A randomized controlled trial was conducted in a single university hospital in Japan. We recruited pregnant women with ≥ 20 primary or previous cesarean sections. Participants were randomly assigned to either a two-layer interrupted or a two-layer continuous suture group. Residual myometrial thickness (RMT) and the depth of CSD were measured using sonohysterography, 6–8 months post-cesarean section. In addition, the rate of severe CSD, defined as a loss of over 50% of the myometrium, was examined.

Results

Of the 220 study participants, 43 dropped out; 89 in the interrupted group and 88 in the continuous group underwent sonohysterography. No significant difference in RMT was observed in the interrupted and continuous groups (median 8.1 [interquartile range, 6.2–9.9] mm and 7.9 [4.6–10.3] mm, respectively). However, the incidence of severe CSD in the interrupted group was significantly lower than that in the continuous group (2% versus 22%, p < 0.0001). Multivariate logistic regression analysis revealed that the factors contributing to developing severe CSD were interrupted suture (odds ratio [OR]: 0.04, 95% confidence interval [95%CI]: 0.006–0.281, p = 0.0011), the difference in myometrial thickness between the fundal and cervical sides at the center of the uterine wound before suturing (OR: 1.65, 95%CI: 1.144–2.367, p = 0.0072), and retroversion of the uterus at 6–8 months after cesarean section (OR: 3.42, 95%CI: 1.074–10.946, p = 0.0374).

Conclusion

This study suggested that two-layer interrupted sutures are superior to two-layer continuous sutures in preventing the development of severe CSD.

Trial registration

Clinical trial identification number: University Hospital Medical Information Network registration code, UMIN000040601. URL of the registration site: https://center6.umin.ac.jp/cgi-open-bin/ctr_e/ctr_view.cgi?recptno=R000046334.

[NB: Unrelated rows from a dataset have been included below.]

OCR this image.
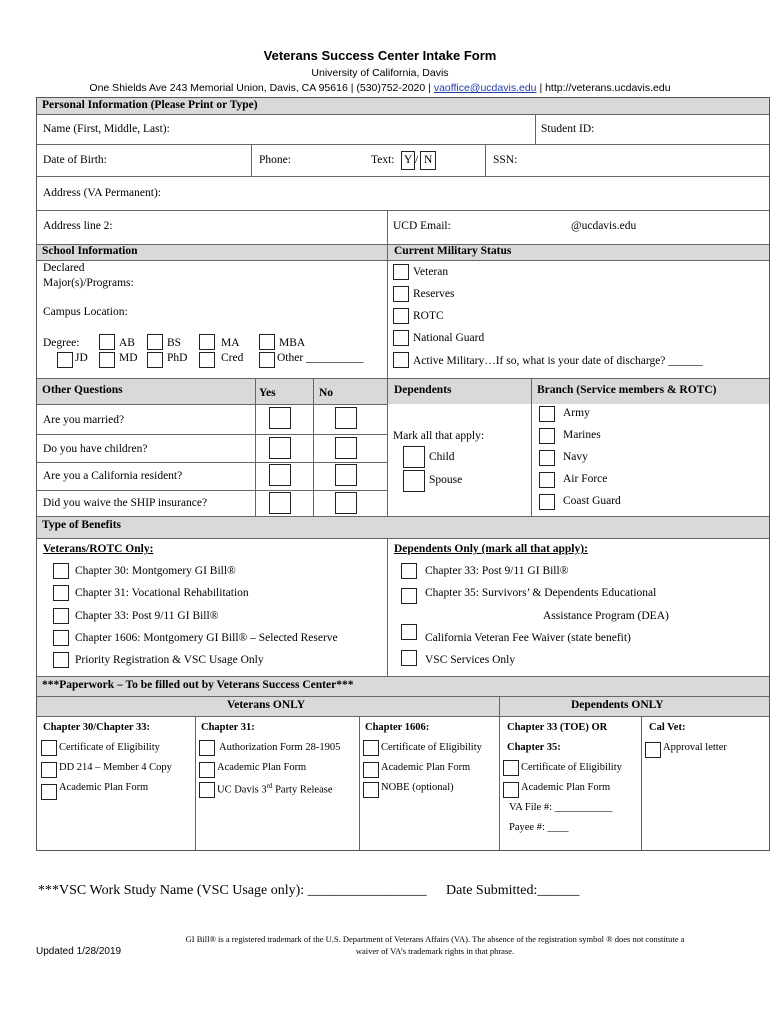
Veterans Success Center Intake Form
University of California, Davis
One Shields Ave 243 Memorial Union, Davis, CA 95616 | (530)752-2020 | vaoffice@ucdavis.edu | http://veterans.ucdavis.edu
Personal Information (Please Print or Type)
Name (First, Middle, Last):	Student ID:
Date of Birth:	Phone:	Text: Y / N	SSN:
Address (VA Permanent):
Address line 2:	UCD Email:	@ucdavis.edu
School Information
Declared
Major(s)/Programs:
Campus Location:
Degree:	AB	BS	MA	MBA
JD	MD	PhD	Cred	Other __________
Current Military Status
Veteran
Reserves
ROTC
National Guard
Active Military…If so, what is your date of discharge? ______
Other Questions	Yes	No
Are you married?
Do you have children?
Are you a California resident?
Did you waive the SHIP insurance?
Dependents
Mark all that apply:
Child
Spouse
Branch (Service members & ROTC)
Army
Marines
Navy
Air Force
Coast Guard
Type of Benefits
Veterans/ROTC Only:
Chapter 30: Montgomery GI Bill®
Chapter 31: Vocational Rehabilitation
Chapter 33: Post 9/11 GI Bill®
Chapter 1606: Montgomery GI Bill® – Selected Reserve
Priority Registration & VSC Usage Only
Dependents Only (mark all that apply):
Chapter 33: Post 9/11 GI Bill®
Chapter 35: Survivors’ & Dependents Educational
Assistance Program (DEA)
California Veteran Fee Waiver (state benefit)
VSC Services Only
***Paperwork – To be filled out by Veterans Success Center***
Veterans ONLY	Dependents ONLY
Chapter 30/Chapter 33:
Certificate of Eligibility
DD 214 – Member 4 Copy
Academic Plan Form
Chapter 31:
Authorization Form 28-1905
Academic Plan Form
UC Davis 3rd Party Release
Chapter 1606:
Certificate of Eligibility
Academic Plan Form
NOBE (optional)
Chapter 33 (TOE) OR
Chapter 35:
Certificate of Eligibility
Academic Plan Form
VA File #: ___________
Payee #: ____
Cal Vet:
Approval letter
***VSC Work Study Name (VSC Usage only): _________________ Date Submitted:______
Updated 1/28/2019
GI Bill® is a registered trademark of the U.S. Department of Veterans Affairs (VA). The absence of the registration symbol ® does not constitute a
waiver of VA’s trademark rights in that phrase.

Although cesarean section (CS) is an essential surgical procedure to save the life of the mother and fetus, it can lead to a cesarean scar defect (CSD) due to the thinning of the residual myometrial thickness (RMT). In subsequent pregnancy, CSD may contribute to cesarean scar pregnancy and uterine scar dehiscence and rupture. Additionally, even if pregnancy does not occur after CS, CSD may result in various gynecological symptoms, such as postmenstrual spotting, dysmenorrhea, chronic pelvic pain, and secondary infertility. These symptoms are called cesarean scar disorders [1, 2]. Therefore, it is essential to establish a proper suturing procedure to prevent CSD.

Various studies have demonstrated surgical techniques to avoid thinning of the residual myometrium. Although no suturing technique has been established to avoid thinning of the myometrium, there have been some reports that two-layer sutures may be superior to single-layer sutures, and unlocked sutures are superior to locked sutures [3,4,5,6]. Cecio et al. demonstrated that a single-layer interrupted suture led to a smaller CSD than a single-layer continuous suture [7]. However, although two-layer interrupted and two-layer continuous sutures are commonly used in Japan, no reports have prospectively compared them.

CSD is an indentation of at least 2 mm on the myometrium at the site of the CS scar measured by transvaginal ultrasonography (TVU) [8], but not all cases of CSD result in gynecological symptoms. Zhou et al. reported that the mean RMT in the asymptomatic CSD group was significantly thicker than that in the symptomatic CSD group (5.4 mm versus 3.2 mm, respectively) [9]. Mohr-Sasson et al. demonstrated that RMT < 2.5 mm was significantly related to heavy menstrual bleeding and secondary infertility [10]. Therefore, preventing severe CSD is essential. Ofili-Yebovi et al. defined severe CSD as the loss of over 50% of the myometrium at the site of CS and demonstrated that the frequency of severe CSD was approximately 10% post-CS [11].

Herein, we compared two myometrial suturing techniques, two-layer interrupted and two-layer unlocked continuous sutures, and evaluated RMT and the incidence of severe CSD 6–8 months post-CS.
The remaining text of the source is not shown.